The Fall 2021 MatSE 590 for graduate students consists of an exciting and jam-packed schedule. MATSE 590 is a colloquium (1-3 credits) consist of a series of individual lectures by faculty, students, or outside speakers. Fall 2021 Speakers
Graduate students will receive a weekly email with information via @psu.edu email. Graduate students are required to attend all 590 Seminars. If you have any questions, please email Hayley Barnes at firstname.lastname@example.org.
*Due to the ongoing Covid Pandemic this program is being offered virtually through Zoom. Please reference the weekly email from Hayley Barnes (email@example.com) for Zoom link.
September 30, 2021
“Nonlinear ultrasonics: A cross-scale bridge between materials microstructure and macroscopic elastic properties”
Parisa Shokouhi, Associate Professor of Engineering Science and Mechanics at Penn State
Nonlinear ultrasonic testing relies on the principles of elastic wave propagation. Finite amplitude elastic waves (resulting in strains on the order of 10-6) propagating in a medium containing micro-scale features and imperfections such as grain boundaries, dislocations and micro-cracks undergo distortion, resulting in subtle but measurable changes in the response’ temporal (time domain) or spectral (frequency domain) characteristics. Measuring such changes (known as nonlinear ultrasonic parameters) makes the basis for nonlinear ultrasonic testing methods. The measured nonlinear ultrasonic parameters are directly related to the higher-order elastic constants of the medium. As a result, nonlinear ultrasonic testing provides a link between microstructure (e.g., grain size distribution and microscopic flaws) and macroscopic elastic properties of materials. The cross-scale connection between nonlinear ultrasonic parameters and performance-critical microscopic imperfections makes nonlinear UT an attractive tool for applications such as detection of ‘closed’ fatigue cracks and additively manufactured (AM) part qualification.
In this seminar, I will describe three nonlinear ultrasonic testing methods: dynamic acousto-elastic testing (DAET), nonlinear resonant ultrasound spectroscopy (NRUS) and second harmonic generation (SHG) and present some of the related work of my research group. These include: application of DAET for detection of closed fatigue cracks in aluminum, which go undetected by traditional linear ultrasonic testing; NRUS for characterizing AM samples and SHG for nondestructive evaluation of fracture toughness. Finally, I will discuss our ongoing research and some of the research needs to exploit nonlinear ultrasonics for materials characterization including developing quantitative connections between ultrasonic nonlinearity and microstructure.

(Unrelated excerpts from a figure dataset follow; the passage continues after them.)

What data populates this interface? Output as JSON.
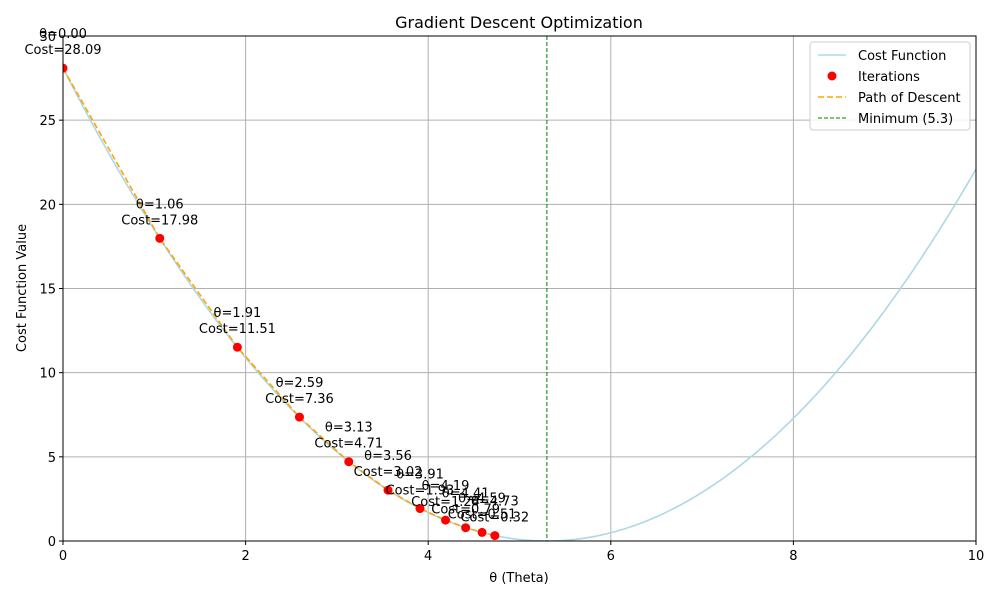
{
  "chart_data": {
    "type": "line",
    "title": "Gradient Descent Optimization",
    "xlabel": "θ (Theta)",
    "ylabel": "Cost Function Value",
    "xlim": [
      0,
      10
    ],
    "ylim": [
      0,
      30
    ],
    "xticks": [
      0,
      2,
      4,
      6,
      8,
      10
    ],
    "yticks": [
      0,
      5,
      10,
      15,
      20,
      25,
      30
    ],
    "grid": true,
    "legend_position": "upper right",
    "series": [
      {
        "name": "Cost Function",
        "kind": "line",
        "color": "#add8e6",
        "formula": "(θ - 5.3)^2",
        "x": [
          0,
          0.5,
          1,
          1.5,
          2,
          2.5,
          3,
          3.5,
          4,
          4.5,
          5,
          5.3,
          5.5,
          6,
          6.5,
          7,
          7.5,
          8,
          8.5,
          9,
          9.5,
          10
        ],
        "y": [
          28.09,
          23.04,
          18.49,
          14.44,
          10.89,
          7.84,
          5.29,
          3.24,
          1.69,
          0.64,
          0.09,
          0.0,
          0.04,
          0.49,
          1.44,
          2.89,
          4.84,
          7.29,
          10.24,
          13.69,
          17.64,
          22.09
        ]
      },
      {
        "name": "Iterations",
        "kind": "scatter",
        "color": "#ff0000",
        "x": [
          0.0,
          1.06,
          1.91,
          2.59,
          3.13,
          3.56,
          3.91,
          4.19,
          4.41,
          4.59,
          4.73
        ],
        "y": [
          28.09,
          17.98,
          11.51,
          7.36,
          4.71,
          3.02,
          1.93,
          1.24,
          0.79,
          0.51,
          0.32
        ]
      },
      {
        "name": "Path of Descent",
        "kind": "line",
        "style": "dashed",
        "color": "#ffa500",
        "x": [
          0.0,
          1.06,
          1.91,
          2.59,
          3.13,
          3.56,
          3.91,
          4.19,
          4.41,
          4.59,
          4.73
        ],
        "y": [
          28.09,
          17.98,
          11.51,
          7.36,
          4.71,
          3.02,
          1.93,
          1.24,
          0.79,
          0.51,
          0.32
        ]
      },
      {
        "name": "Minimum (5.3)",
        "kind": "vline",
        "style": "dashed",
        "color": "#008000",
        "x": 5.3
      }
    ],
    "annotations": [
      {
        "x": 0.0,
        "y": 28.09,
        "line1": "θ=0.00",
        "line2": "Cost=28.09"
      },
      {
        "x": 1.06,
        "y": 17.98,
        "line1": "θ=1.06",
        "line2": "Cost=17.98"
      },
      {
        "x": 1.91,
        "y": 11.51,
        "line1": "θ=1.91",
        "line2": "Cost=11.51"
      },
      {
        "x": 2.59,
        "y": 7.36,
        "line1": "θ=2.59",
        "line2": "Cost=7.36"
      },
      {
        "x": 3.13,
        "y": 4.71,
        "line1": "θ=3.13",
        "line2": "Cost=4.71"
      },
      {
        "x": 3.56,
        "y": 3.02,
        "line1": "θ=3.56",
        "line2": "Cost=3.02"
      },
      {
        "x": 3.91,
        "y": 1.93,
        "line1": "θ=3.91",
        "line2": "Cost=1.93"
      },
      {
        "x": 4.19,
        "y": 1.24,
        "line1": "θ=4.19",
        "line2": "Cost=1.24"
      },
      {
        "x": 4.41,
        "y": 0.79,
        "line1": "θ=4.41",
        "line2": "Cost=0.79"
      },
      {
        "x": 4.59,
        "y": 0.51,
        "line1": "θ=4.59",
        "line2": "Cost=0.51"
      },
      {
        "x": 4.73,
        "y": 0.32,
        "line1": "θ=4.73",
        "line2": "Cost=0.32"
      }
    ]
  }
}
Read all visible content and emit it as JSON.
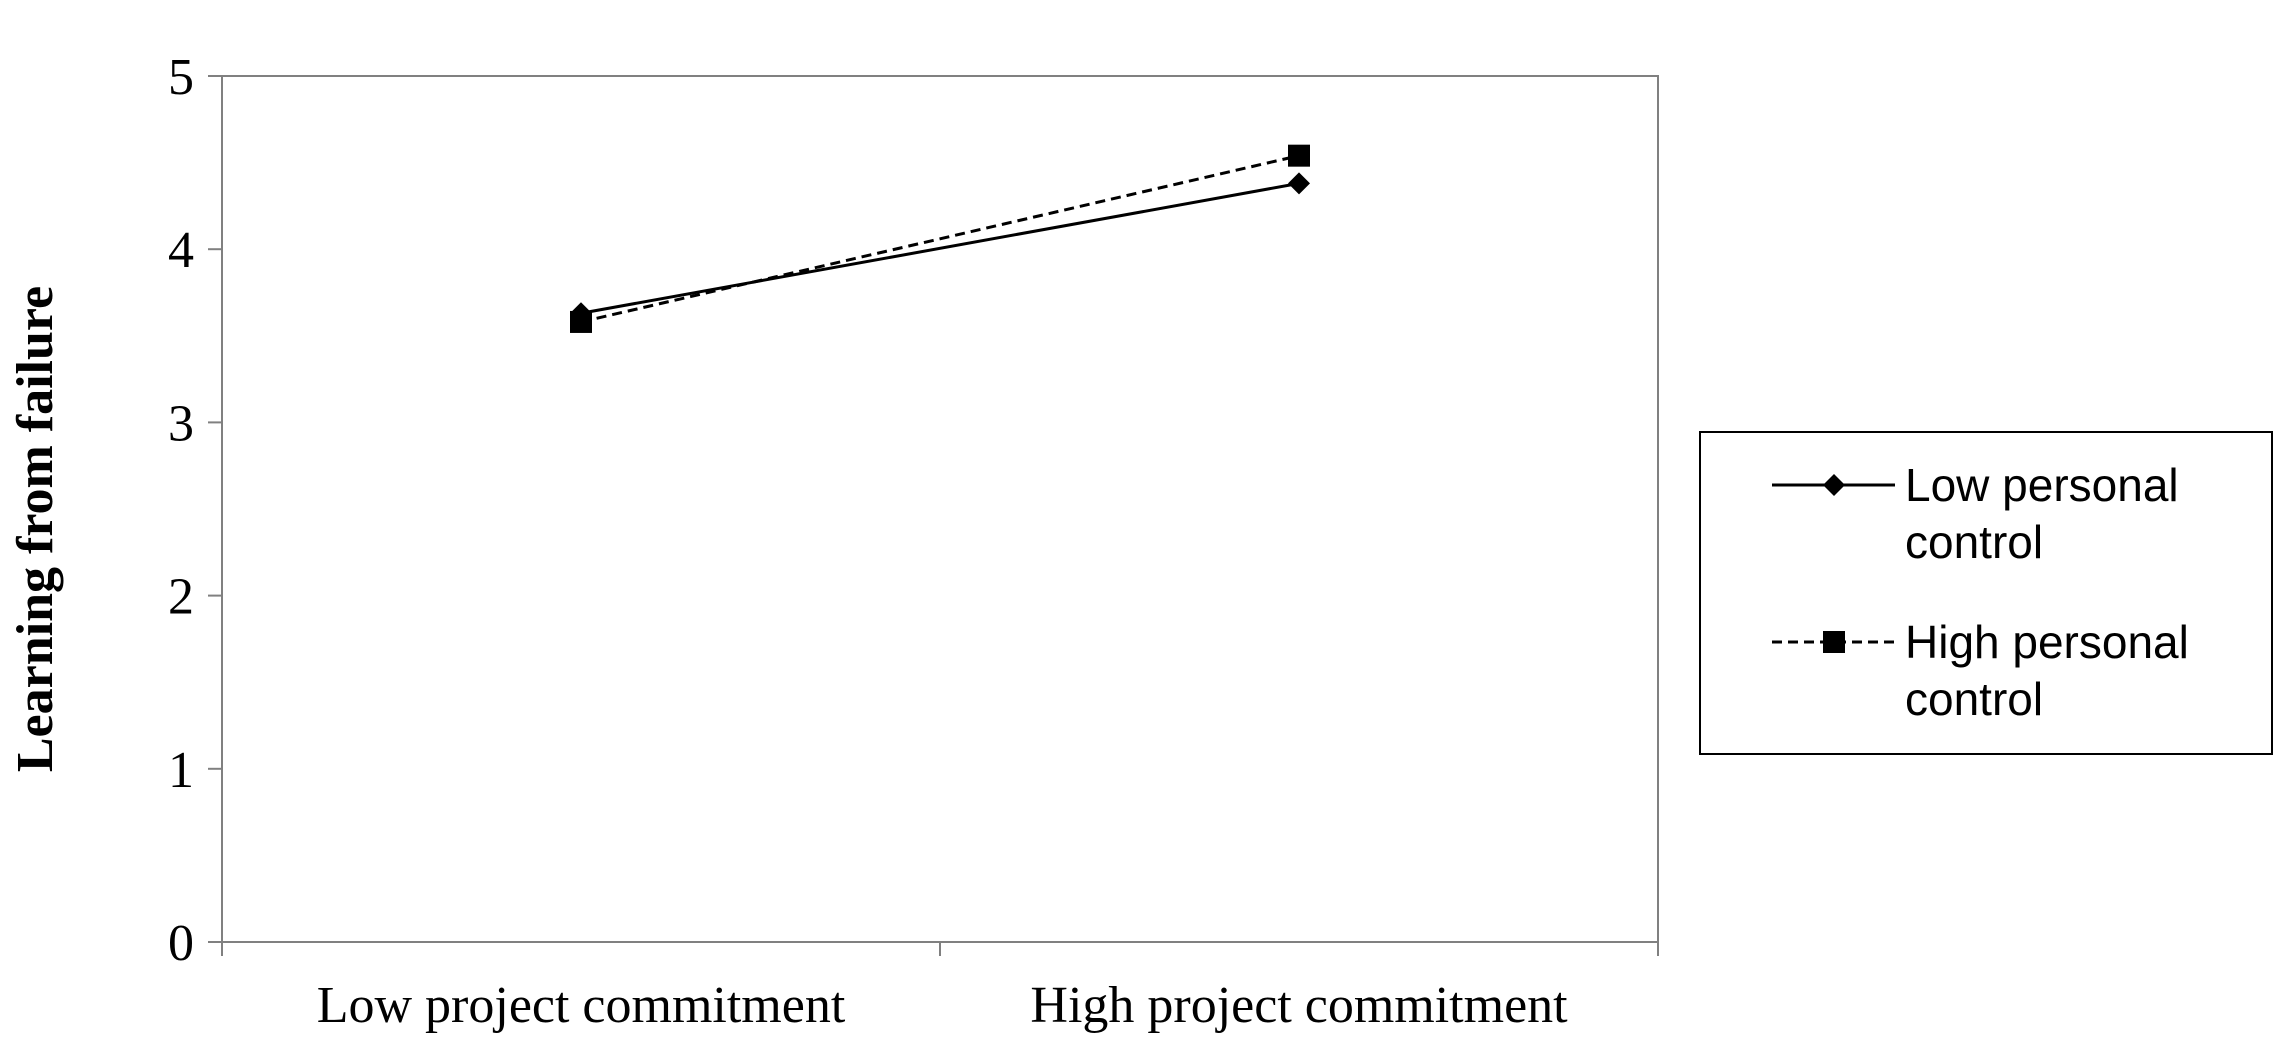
{
  "chart_data": {
    "type": "line",
    "title": "",
    "xlabel": "",
    "ylabel": "Learning from failure",
    "categories": [
      "Low project commitment",
      "High project commitment"
    ],
    "ylim": [
      0,
      5
    ],
    "yticks": [
      "0",
      "1",
      "2",
      "3",
      "4",
      "5"
    ],
    "grid": false,
    "legend_position": "right",
    "series": [
      {
        "name_lines": [
          "Low personal control"
        ],
        "name_line1": "Low personal",
        "name_line2": "control",
        "values": [
          3.63,
          4.38
        ],
        "line_style": "solid",
        "marker": "diamond",
        "color": "#000000"
      },
      {
        "name_line1": "High personal",
        "name_line2": "control",
        "values": [
          3.58,
          4.54
        ],
        "line_style": "dashed",
        "marker": "square",
        "color": "#000000"
      }
    ]
  }
}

Dr. Shokouhi is an Associate Professor of Engineering Science and Mechanics. Prior to coming to Penn State, Dr. Shokouhi was a research group leader in Nondestructive Testing Department of BAM - Federal Institute for Materials Research and Testing, Berlin, Germany - and a visiting Professor at Los Alamos National Laboratory (LANL). Her main research experience and expertise include: Stress wave propagation in fractured media, Nondestructive evaluation (linear and nonlinear ultrasonic testing), Structural health monitoring (acoustic emission), Machine learning and data analytics as well as Elastodynamic metamaterials. Her research projects have been supported by various programs of Department of Energy (DOE), National Science Foundation (NSF), National Institute for Standards and Technology (NIST), US Department of Transportation (USDOT) and Pennsylvania Department of Transportation (PennDOT), among others. She is a recipient of Alexander von Humboldt Fellowship, 2019 American Society of Nondestructive Testing (ASNT) Fellowship and 2020 ASNT Faculty Grant Awards. Dr. Shokouhi is the Editor-in-Chief of Research in Nondestructive Evaluation. When not working, Dr. Shokouhi enjoys spending time with her 2-year old daughter Amitis and traveling (before pandemic) as well as running and gravel/road biking in beautiful Central Pennsylvania.